Whitechurch Asset Views - September 2017
August witnessed escalating tensions between the US and North Korea over the latter’s nuclear tests, culminating at the end of the month in a missile being fired over mainland Japan before landing in the Pacific. However, despite these events combined with the devastation caused by Hurricane Harvey, bond and equity markets generally rose. In addition, sanguine inflation numbers across the globe saw investors focus again on a low growth and low inflation outlook during the month. This proved particularly beneficial for Government bonds and perceived higher quality equity sectors.
However, there was some performance dispersion within equity markets. The UK was the pick of the Developed Markets, whilst the S&P 500 finished the month marginally up. Europe and Japan were largely flat, both finishing the month marginally down (in local currency terms). Asian and Emerging Market equities (particularly the latter over the month) continued with their strong performance year-to-date.
Risk aversion returned in August, albeit fleetingly. After months of very low volatility within equity markets, we did see the ‘fear’ index, the VIX, spike by nearly 40% (from a low of 11 to 16) during mid-month as investors became concerned about the stand-off between the US and North Korea. This was the first time that the VIX closed above 16 since the day of last year’s US election.
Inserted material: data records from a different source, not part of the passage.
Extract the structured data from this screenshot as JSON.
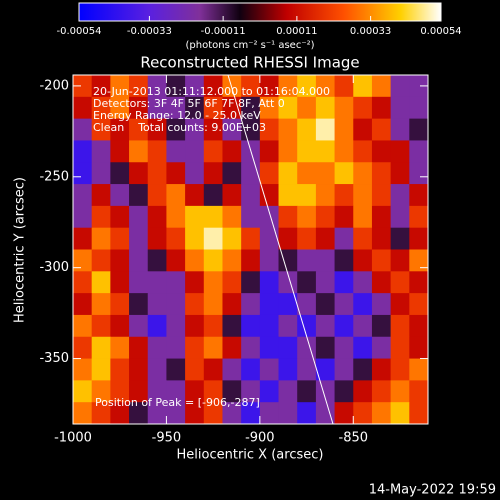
{
  "chart_data": {
    "type": "heatmap",
    "title": "Reconstructed RHESSI Image",
    "xlabel": "Heliocentric X (arcsec)",
    "ylabel": "Heliocentric Y (arcsec)",
    "colorbar_label": "(photons cm⁻² s⁻¹ asec⁻²)",
    "annotations": [
      "20-Jun-2013 01:11:12.000 to 01:16:04.000",
      "Detectors: 3F 4F 5F 6F 7F 8F, Att 0",
      "Energy Range: 12.0 - 25.0 keV",
      "Clean    Total counts: 9.00E+03"
    ],
    "peak_label": "Position of Peak = [-906,-287]",
    "footer": "14-May-2022 19:59",
    "xlim": [
      -1000,
      -810
    ],
    "ylim": [
      -386,
      -194
    ],
    "xticks": [
      -1000,
      -950,
      -900,
      -850
    ],
    "yticks": [
      -200,
      -250,
      -300,
      -350
    ],
    "zlim": [
      -0.00054,
      0.00054
    ],
    "zticks": [
      -0.00054,
      -0.00033,
      -0.00011,
      0.00011,
      0.00033,
      0.00054
    ],
    "colorscale": [
      [
        -0.00054,
        "#0000ff"
      ],
      [
        -0.00033,
        "#5a20e0"
      ],
      [
        -0.00018,
        "#80309a"
      ],
      [
        -6e-05,
        "#100010"
      ],
      [
        8e-05,
        "#c00000"
      ],
      [
        0.00025,
        "#ff5000"
      ],
      [
        0.00042,
        "#ffd000"
      ],
      [
        0.00054,
        "#ffffff"
      ]
    ],
    "x": [
      -995,
      -985,
      -975,
      -965,
      -955,
      -945,
      -935,
      -925,
      -915,
      -905,
      -895,
      -885,
      -875,
      -865,
      -855,
      -845,
      -835,
      -825,
      -815
    ],
    "y": [
      -200,
      -212,
      -224,
      -236,
      -248,
      -260,
      -272,
      -284,
      -296,
      -308,
      -320,
      -332,
      -344,
      -356,
      -368,
      -380
    ],
    "z": [
      [
        0.0002,
        0.0001,
        0.0003,
        0.0002,
        -0.0002,
        -0.0001,
        -0.0002,
        0.0001,
        0.0003,
        0.0002,
        0.0001,
        0.0003,
        0.0004,
        0.0003,
        0.0002,
        0.0004,
        0.0003,
        -0.0002,
        -0.0002
      ],
      [
        0.0001,
        0.0002,
        0.0003,
        0.0001,
        -0.0002,
        -0.0002,
        -0.0001,
        0.0002,
        0.0001,
        -0.0001,
        0.0003,
        0.0004,
        0.0003,
        0.0004,
        0.0003,
        0.0002,
        0.0001,
        -0.0002,
        -0.0002
      ],
      [
        -0.0002,
        0.0002,
        0.0001,
        0.0002,
        0.0001,
        -0.0001,
        -0.0002,
        0.0001,
        -0.0002,
        -0.0001,
        0.0002,
        0.0003,
        0.0004,
        0.0005,
        0.0003,
        0.0001,
        0.0002,
        -0.0002,
        -0.0001
      ],
      [
        -0.0004,
        -0.0002,
        0.0001,
        0.0003,
        0.0002,
        -0.0002,
        -0.0002,
        0.0002,
        0.0001,
        -0.0002,
        0.0001,
        0.0003,
        0.0004,
        0.0004,
        0.0003,
        0.0002,
        0.0001,
        0.0001,
        -0.0002
      ],
      [
        -0.0004,
        -0.0002,
        -0.0001,
        0.0001,
        0.0002,
        0.0001,
        -0.0002,
        0.0001,
        -0.0001,
        -0.0002,
        0.0002,
        0.0004,
        0.0003,
        0.0003,
        0.0004,
        0.0003,
        0.0002,
        0.0001,
        -0.0002
      ],
      [
        -0.0002,
        0.0001,
        -0.0002,
        -0.0001,
        0.0002,
        0.0003,
        0.0001,
        -0.0001,
        0.0001,
        -0.0002,
        0.0001,
        0.0004,
        0.0004,
        0.0003,
        0.0002,
        0.0003,
        0.0002,
        -0.0002,
        0.0001
      ],
      [
        -0.0002,
        0.0002,
        0.0001,
        -0.0002,
        0.0001,
        0.0003,
        0.0004,
        0.0004,
        0.0003,
        -0.0002,
        -0.0002,
        0.0002,
        0.0003,
        0.0002,
        0.0001,
        0.0003,
        0.0001,
        -0.0002,
        0.0002
      ],
      [
        0.0001,
        0.0003,
        0.0002,
        -0.0002,
        0.0001,
        0.0002,
        0.0004,
        0.0005,
        0.0004,
        0.0002,
        -0.0002,
        0.0001,
        0.0002,
        0.0001,
        -0.0002,
        0.0002,
        0.0001,
        -0.0001,
        0.0001
      ],
      [
        0.0003,
        0.0002,
        0.0001,
        -0.0002,
        -0.0001,
        0.0001,
        0.0003,
        0.0004,
        0.0003,
        0.0001,
        -0.0002,
        -0.0001,
        -0.0002,
        -0.0002,
        -0.0001,
        0.0001,
        0.0002,
        0.0001,
        0.0003
      ],
      [
        0.0002,
        0.0004,
        0.0001,
        -0.0002,
        -0.0002,
        -0.0002,
        0.0001,
        0.0003,
        0.0002,
        -0.0001,
        -0.0004,
        -0.0002,
        -0.0001,
        -0.0002,
        -0.0004,
        -0.0002,
        0.0001,
        0.0002,
        0.0001
      ],
      [
        0.0001,
        0.0003,
        0.0002,
        -0.0001,
        -0.0002,
        -0.0002,
        0.0002,
        0.0003,
        0.0001,
        -0.0002,
        -0.0004,
        -0.0004,
        -0.0002,
        -0.0001,
        -0.0002,
        -0.0004,
        -0.0002,
        0.0001,
        0.0002
      ],
      [
        0.0003,
        0.0002,
        0.0001,
        -0.0002,
        -0.0004,
        -0.0002,
        0.0001,
        0.0002,
        -0.0001,
        -0.0004,
        -0.0004,
        -0.0002,
        -0.0004,
        -0.0002,
        -0.0004,
        -0.0002,
        -0.0001,
        0.0002,
        0.0001
      ],
      [
        0.0002,
        0.0004,
        0.0003,
        0.0001,
        -0.0002,
        -0.0002,
        0.0002,
        0.0003,
        0.0001,
        -0.0002,
        -0.0004,
        -0.0004,
        -0.0002,
        -0.0001,
        -0.0002,
        -0.0004,
        -0.0002,
        0.0002,
        0.0001
      ],
      [
        0.0003,
        0.0004,
        0.0002,
        0.0001,
        -0.0002,
        -0.0001,
        0.0002,
        0.0001,
        -0.0002,
        -0.0004,
        -0.0002,
        -0.0004,
        -0.0002,
        -0.0004,
        -0.0002,
        -0.0001,
        0.0001,
        0.0002,
        0.0003
      ],
      [
        0.0004,
        0.0003,
        0.0002,
        0.0001,
        -0.0002,
        -0.0002,
        0.0001,
        0.0002,
        -0.0001,
        -0.0002,
        -0.0004,
        -0.0002,
        -0.0001,
        -0.0002,
        -0.0001,
        0.0001,
        0.0002,
        0.0003,
        0.0002
      ],
      [
        0.0003,
        0.0002,
        0.0001,
        -0.0001,
        -0.0002,
        -0.0002,
        0.0001,
        0.0002,
        -0.0002,
        -0.0004,
        -0.0002,
        -0.0002,
        -0.0004,
        -0.0002,
        0.0001,
        0.0002,
        0.0003,
        0.0004,
        0.0002
      ]
    ]
  }
}
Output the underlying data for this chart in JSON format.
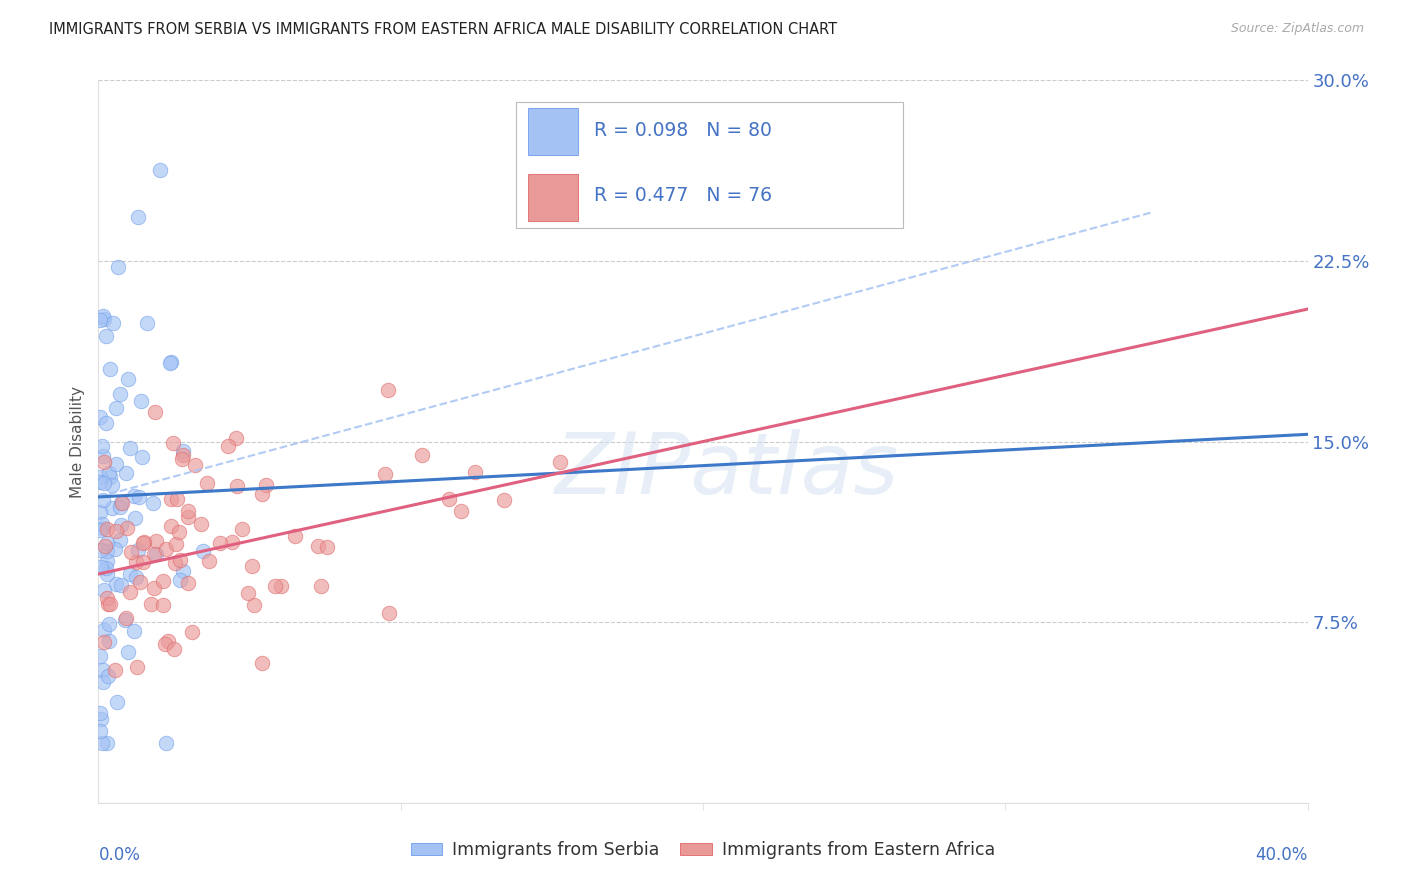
{
  "title": "IMMIGRANTS FROM SERBIA VS IMMIGRANTS FROM EASTERN AFRICA MALE DISABILITY CORRELATION CHART",
  "source": "Source: ZipAtlas.com",
  "ylabel": "Male Disability",
  "xmin": 0.0,
  "xmax": 0.4,
  "ymin": 0.0,
  "ymax": 0.3,
  "serbia_color": "#a4c2f4",
  "serbia_edge": "#6d9eeb",
  "eastern_africa_color": "#ea9999",
  "eastern_africa_edge": "#e06666",
  "serbia_R": 0.098,
  "serbia_N": 80,
  "eastern_africa_R": 0.477,
  "eastern_africa_N": 76,
  "legend_label_1": "Immigrants from Serbia",
  "legend_label_2": "Immigrants from Eastern Africa",
  "background_color": "#ffffff",
  "grid_color": "#cccccc",
  "title_color": "#222222",
  "axis_color": "#4472c4",
  "serbia_line_color": "#3d78c9",
  "eastern_africa_line_color": "#e06080",
  "dashed_line_color": "#a4c2f4",
  "watermark_text": "ZIPatlas",
  "watermark_color": "#d0dff0",
  "right_ytick_vals": [
    0.0,
    0.075,
    0.15,
    0.225,
    0.3
  ]
}
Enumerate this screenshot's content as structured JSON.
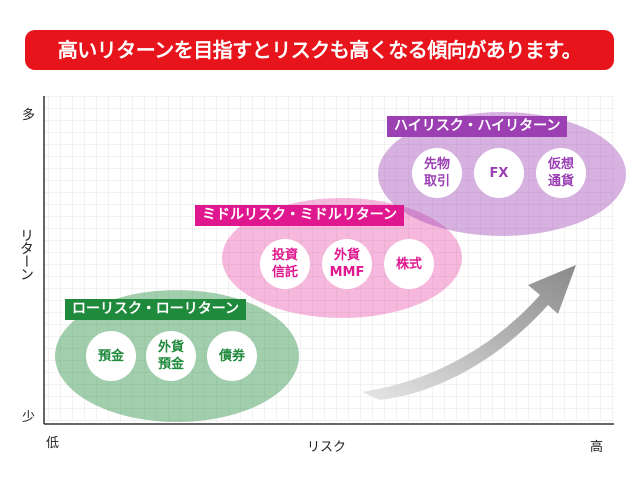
{
  "banner_text": "高いリターンを目指すとリスクも高くなる傾向があります。",
  "axes": {
    "y_title": "リターン",
    "y_high": "多",
    "y_low": "少",
    "x_title": "リスク",
    "x_low": "低",
    "x_high": "高"
  },
  "colors": {
    "banner": "#e8141c",
    "low_group": "#1f8a3c",
    "mid_group": "#e0188f",
    "high_group": "#9b3fb3",
    "arrow": "#9a9a9a"
  },
  "groups": [
    {
      "title": "ローリスク・ローリターン",
      "items": [
        "預金",
        "外貨\n預金",
        "債券"
      ]
    },
    {
      "title": "ミドルリスク・ミドルリターン",
      "items": [
        "投資\n信託",
        "外貨\nMMF",
        "株式"
      ]
    },
    {
      "title": "ハイリスク・ハイリターン",
      "items": [
        "先物\n取引",
        "FX",
        "仮想\n通貨"
      ]
    }
  ]
}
However, by the end of the month it was once again around the 11 level.
For UK investors August proved to be a bit of Brexit-vote deja-vu. UK large / mega cap dollar earners led the markets higher whilst UK investors within overseas markets saw returns boosted as sterling weakened against all other major currencies over the month. This meant that whilst leading European and Japanese bourses were marginally down for the month, returns were boosted by around 3% for UK investors as the pound weakened. We do not make big currency calls and we are not starting now but it does feel like the full extent of a bad Brexit is being priced into sterling at the moment.
It’s not only sterling that is weakening, so is the global reserve currency – the US dollar. This has continued to benefit Asian and Emerging Markets. There are many positives for these markets at the moment. As well as the US dollar remaining relatively weak, the lack of inflation is putting a lid on any potential interest rate rises, Chinese growth remains robust and commodity prices have had a bounce back. Although, there appears to be a good level of momentum in the near-term, continued muscle flexing (or worse) by North Korea has the potential to reverse investment flows to these regions.
With the rare recent spike in equity volatility during the month, lower risk bonds returned to favour. In addition, global inflation numbers only reinforced for investors that the ‘goldilocks’ environment of steady growth accompanied by a lack of inflationary pressure reduces the pressure for rising interest rates. However, the strong performance of bond markets continues to raise concerns over valuations. We continue to see more opportunities in corporate than Government bond markets, but the yield differential between corporate and Government bonds is now lower than it has been since the Global Financial Crisis – so it remains to be selective and diversified.
As mentioned last month, we have moved back into UK commercial property. Now that it appears the FCA is not taking any punitive measures on open-ended funds, we feel far more comfortable in moving back into the asset class. The yields offered by the asset class appear attractive relative to bonds, whilst the UK economy has proven resilient and overseas buyers continue to support demand. As a result we have added a modest weighting to cautious and balanced mandates.
During August the posturing from the US and North Korea was a short-term reminder to investors that after months of complacency, volatility can return to risk assets and quickly. However, with cash continuing to provide a negative real return, a well-diversified portfolio can provide many opportunities to exceed miserly cash returns for those prepared to ignore short-term noise, focus on valuations and take a longer-term perspective.